工藤ホークス30日にもM18 ホークス○楽天●で点灯!!

西日本スポーツ

■旭川での日本ハム戦雨天中止

 まさに恵みの雨! 工藤ホークスが大きな「休息」を手にした。29日の日本ハム戦(旭川)は雨天中止。早朝に北朝鮮の弾道ミサイル発射を受けて政府が全国瞬時警報システム「Jアラート」を作動させたため、北海道旭川市内の宿舎でも警報音が鳴り響き、跳び起きた球団関係者が多数いた。それだけにうれしい中止。今季最後の6連戦は5連戦になり、9月の日程もハードではない。きょう30日にも優勝マジック「18」が点灯。Vへさらに加速しそうだ。

■Vへさらに加速

 午後4時45分。チームが旭川スタルヒン球場に到着した同3時すぎから降り続いていた雨が強くなると、試合中止が発表された。旭川のホークスファンも多く詰めかけただけに心からは喜べないが、選手らは一様にほっとした表情。夏の終わりの「休息」を工藤監督もプラスに捉えた。
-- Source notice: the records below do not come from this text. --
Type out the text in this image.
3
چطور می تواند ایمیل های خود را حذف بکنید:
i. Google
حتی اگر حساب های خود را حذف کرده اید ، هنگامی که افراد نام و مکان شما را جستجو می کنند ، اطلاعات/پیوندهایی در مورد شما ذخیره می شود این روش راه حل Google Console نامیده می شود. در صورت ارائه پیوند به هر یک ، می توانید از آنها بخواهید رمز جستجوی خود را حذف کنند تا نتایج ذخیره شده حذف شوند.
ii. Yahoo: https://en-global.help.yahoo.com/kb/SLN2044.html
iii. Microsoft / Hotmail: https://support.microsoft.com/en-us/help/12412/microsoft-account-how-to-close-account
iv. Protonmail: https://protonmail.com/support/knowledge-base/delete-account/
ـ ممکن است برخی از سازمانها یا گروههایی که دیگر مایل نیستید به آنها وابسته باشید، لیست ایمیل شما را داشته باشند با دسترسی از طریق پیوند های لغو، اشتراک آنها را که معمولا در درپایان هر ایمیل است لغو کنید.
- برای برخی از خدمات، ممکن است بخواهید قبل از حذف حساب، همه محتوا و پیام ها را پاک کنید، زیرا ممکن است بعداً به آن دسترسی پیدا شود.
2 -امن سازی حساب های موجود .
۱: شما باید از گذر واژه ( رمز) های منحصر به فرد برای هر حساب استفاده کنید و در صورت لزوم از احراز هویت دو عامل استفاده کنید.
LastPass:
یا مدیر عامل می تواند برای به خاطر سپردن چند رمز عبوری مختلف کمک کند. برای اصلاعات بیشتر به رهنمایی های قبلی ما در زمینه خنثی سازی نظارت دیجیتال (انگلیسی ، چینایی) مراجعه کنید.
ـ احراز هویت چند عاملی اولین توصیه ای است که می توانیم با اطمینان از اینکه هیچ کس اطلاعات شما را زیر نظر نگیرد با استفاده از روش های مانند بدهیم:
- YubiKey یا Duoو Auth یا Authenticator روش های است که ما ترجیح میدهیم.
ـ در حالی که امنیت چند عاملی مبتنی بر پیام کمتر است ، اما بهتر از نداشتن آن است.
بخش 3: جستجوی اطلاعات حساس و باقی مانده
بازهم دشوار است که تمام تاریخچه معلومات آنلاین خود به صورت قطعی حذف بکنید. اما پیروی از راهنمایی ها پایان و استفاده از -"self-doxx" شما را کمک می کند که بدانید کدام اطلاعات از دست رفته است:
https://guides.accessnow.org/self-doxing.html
 「天気にはかなわないからね。こういう日があってもいい。練習はできたし、選手もリラックスできる。ここまで選手も突っ走ってきたし、いい一日を送ってもらって、また明日から頑張ってほしい」

 V奪還に向けて大きな一日になった。ここまでリーグ最多の117試合を戦い抜き、選手個々の疲労もピークに達している。今週は今季最後の6連戦の予定だったが、この中止で5連戦に緩和された。今回の試合の代替日は決まっていないとはいえ、9月は試合のない日が多く、スケジュールは比較的ゆったりしている。マラソンに例えるならスパートへの準備を整える最後の「給水ポイント」になった。
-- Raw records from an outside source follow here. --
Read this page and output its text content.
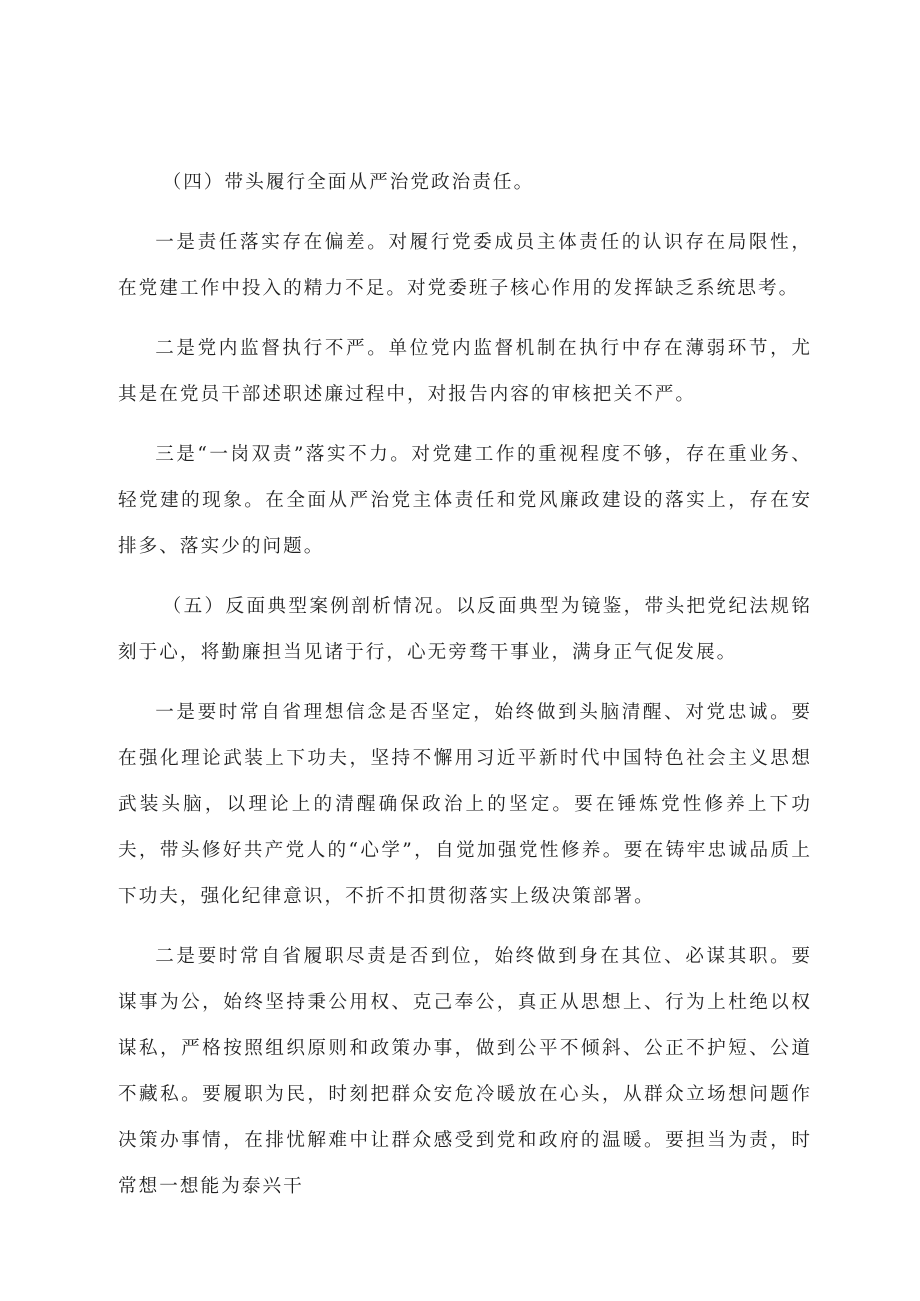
（四）带头履行全面从严治党政治责任。

一是责任落实存在偏差。对履行党委成员主体责任的认识存在局限性，在党建工作中投入的精力不足。对党委班子核心作用的发挥缺乏系统思考。

二是党内监督执行不严。单位党内监督机制在执行中存在薄弱环节，尤其是在党员干部述职述廉过程中，对报告内容的审核把关不严。

三是“一岗双责”落实不力。对党建工作的重视程度不够，存在重业务、轻党建的现象。在全面从严治党主体责任和党风廉政建设的落实上，存在安排多、落实少的问题。

（五）反面典型案例剖析情况。以反面典型为镜鉴，带头把党纪法规铭刻于心，将勤廉担当见诸于行，心无旁骛干事业，满身正气促发展。

一是要时常自省理想信念是否坚定，始终做到头脑清醒、对党忠诚。要在强化理论武装上下功夫，坚持不懈用习近平新时代中国特色社会主义思想武装头脑，以理论上的清醒确保政治上的坚定。要在锤炼党性修养上下功夫，带头修好共产党人的“心学”，自觉加强党性修养。要在铸牢忠诚品质上下功夫，强化纪律意识，不折不扣贯彻落实上级决策部署。

二是要时常自省履职尽责是否到位，始终做到身在其位、必谋其职。要谋事为公，始终坚持秉公用权、克己奉公，真正从思想上、行为上杜绝以权谋私，严格按照组织原则和政策办事，做到公平不倾斜、公正不护短、公道不藏私。要履职为民，时刻把群众安危冷暖放在心头，从群众立场想问题作决策办事情，在排忧解难中让群众感受到党和政府的温暖。要担当为责，时常想一想能为泰兴干
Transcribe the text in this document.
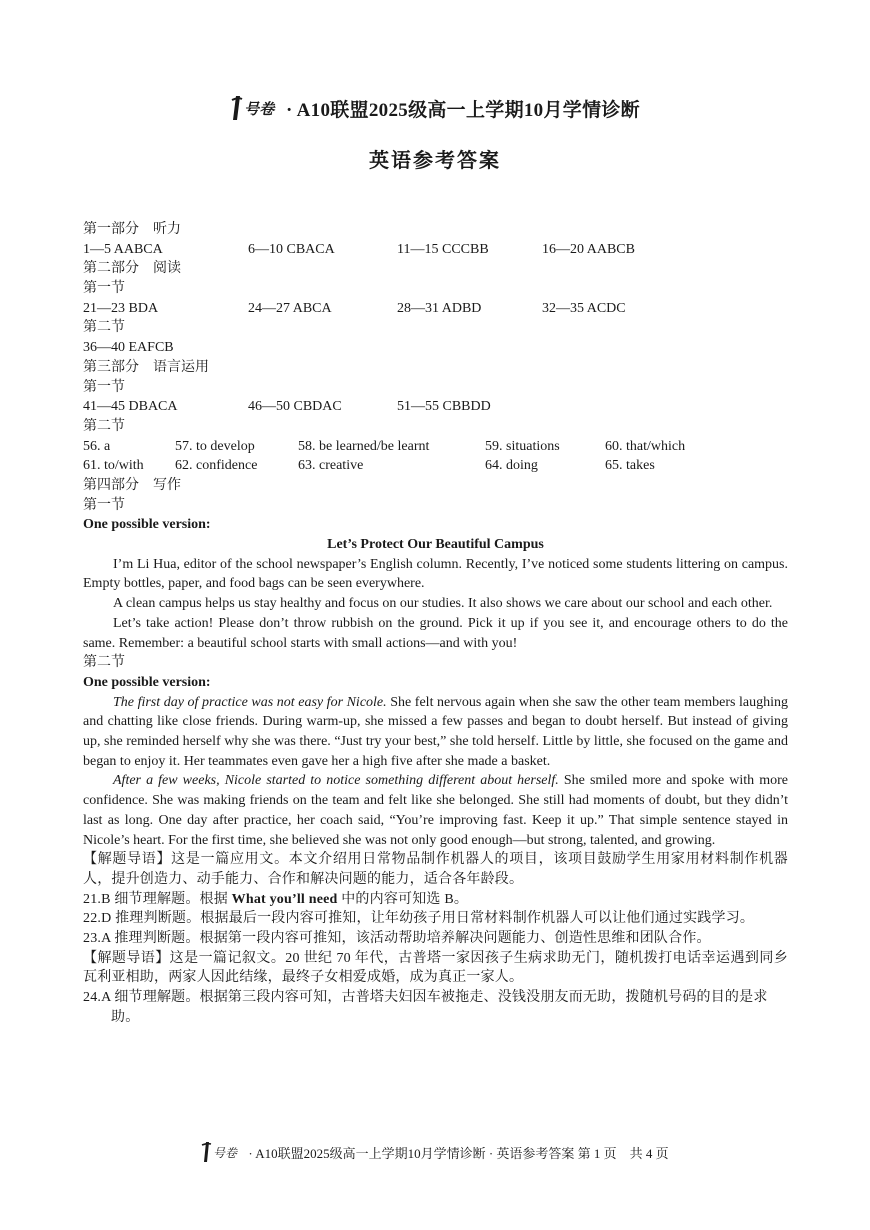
号卷 · A10联盟2025级高一上学期10月学情诊断
英语参考答案
第一部分　听力
1—5 AABCA	6—10 CBACA	11—15 CCCBB	16—20 AABCB
第二部分　阅读
第一节
21—23 BDA	24—27 ABCA	28—31 ADBD	32—35 ACDC
第二节
36—40 EAFCB
第三部分　语言运用
第一节
41—45 DBACA	46—50 CBDAC	51—55 CBBDD
第二节
56. a	57. to develop	58. be learned/be learnt	59. situations	60. that/which
61. to/with 62. confidence	63. creative	64. doing	65. takes
第四部分　写作
第一节
One possible version:
Let’s Protect Our Beautiful Campus

I’m Li Hua, editor of the school newspaper’s English column. Recently, I’ve noticed some students littering on campus. Empty bottles, paper, and food bags can be seen everywhere.

A clean campus helps us stay healthy and focus on our studies. It also shows we care about our school and each other.

Let’s take action! Please don’t throw rubbish on the ground. Pick it up if you see it, and encourage others to do the same. Remember: a beautiful school starts with small actions—and with you!

第二节
One possible version:

The first day of practice was not easy for Nicole. She felt nervous again when she saw the other team members laughing and chatting like close friends. During warm-up, she missed a few passes and began to doubt herself. But instead of giving up, she reminded herself why she was there. “Just try your best,” she told herself. Little by little, she focused on the game and began to enjoy it. Her teammates even gave her a high five after she made a basket.

After a few weeks, Nicole started to notice something different about herself. She smiled more and spoke with more confidence. She was making friends on the team and felt like she belonged. She still had moments of doubt, but they didn’t last as long. One day after practice, her coach said, “You’re improving fast. Keep it up.” That simple sentence stayed in Nicole’s heart. For the first time, she believed she was not only good enough—but strong, talented, and growing.

【解题导语】这是一篇应用文。本文介绍用日常物品制作机器人的项目，该项目鼓励学生用家用材料制作机器人，提升创造力、动手能力、合作和解决问题的能力，适合各年龄段。

21.B 细节理解题。根据 What you’ll need 中的内容可知选 B。

22.D 推理判断题。根据最后一段内容可推知，让年幼孩子用日常材料制作机器人可以让他们通过实践学习。

23.A 推理判断题。根据第一段内容可推知，该活动帮助培养解决问题能力、创造性思维和团队合作。

【解题导语】这是一篇记叙文。20 世纪 70 年代，古普塔一家因孩子生病求助无门，随机拨打电话幸运遇到同乡瓦利亚相助，两家人因此结缘，最终子女相爱成婚，成为真正一家人。

24.A 细节理解题。根据第三段内容可知，古普塔夫妇因车被拖走、没钱没朋友而无助，拨随机号码的目的是求助。

号卷 · A10联盟2025级高一上学期10月学情诊断 · 英语参考答案 第 1 页　共 4 页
 加えて早朝にチームを騒然とさせた出来事を試合に持ち越さずに済んだ。中止決定の約11時間前の午前6時2分。北朝鮮のミサイル発射を伝える1度目のJアラートの警報音が、旭川市内のチーム宿舎に鳴り響いた。工藤監督も「何が起こったのかと思ったよ」と驚いて跳び起きたという。その12分後には2度目の警報音がとどろいた。ただでさえ、福岡からの長距離移動翌日。午後3時前後から練習が始まる敵地でのナイターでは、遅くまで睡眠を取って体力回復に努める選手も多いが、この日ばかりはほとんどが早朝からたたき起こされた。

■6時2分警報音

 予期せぬ事態に影響を受けたのはもちろん選手だけではない。福岡に残留している三笠球団統括本部長は、今回の遠征に参加している永井球団統括本部長補佐の元に朝から安全確認の電話。早起きを強いられたこと以外、特に支障はなかったとはいえ、宿舎から球場に向けて出発する際にもチームは普段にはない疲労感に包まれていた。

 いろいろな意味で大きな「恵み」となった旭川の雨。きょう30日にも優勝マジックが点灯する。この小休止で弾みをつけ、頂点まで駆け上がる。 (倉成孝史)

◆きょうタカ○楽天●で優勝マジック「18」

 30日に首位ソフトバンクが日本ハムに勝ち、2位楽天が西武に敗れれば、ソフトバンクに優勝マジック「18」が点灯する。前述の場合、ソフトバンクは楽天との残り7戦全てに敗れても、他の18試合を全勝すれば、楽天が残り試合全勝でも勝率で上回る。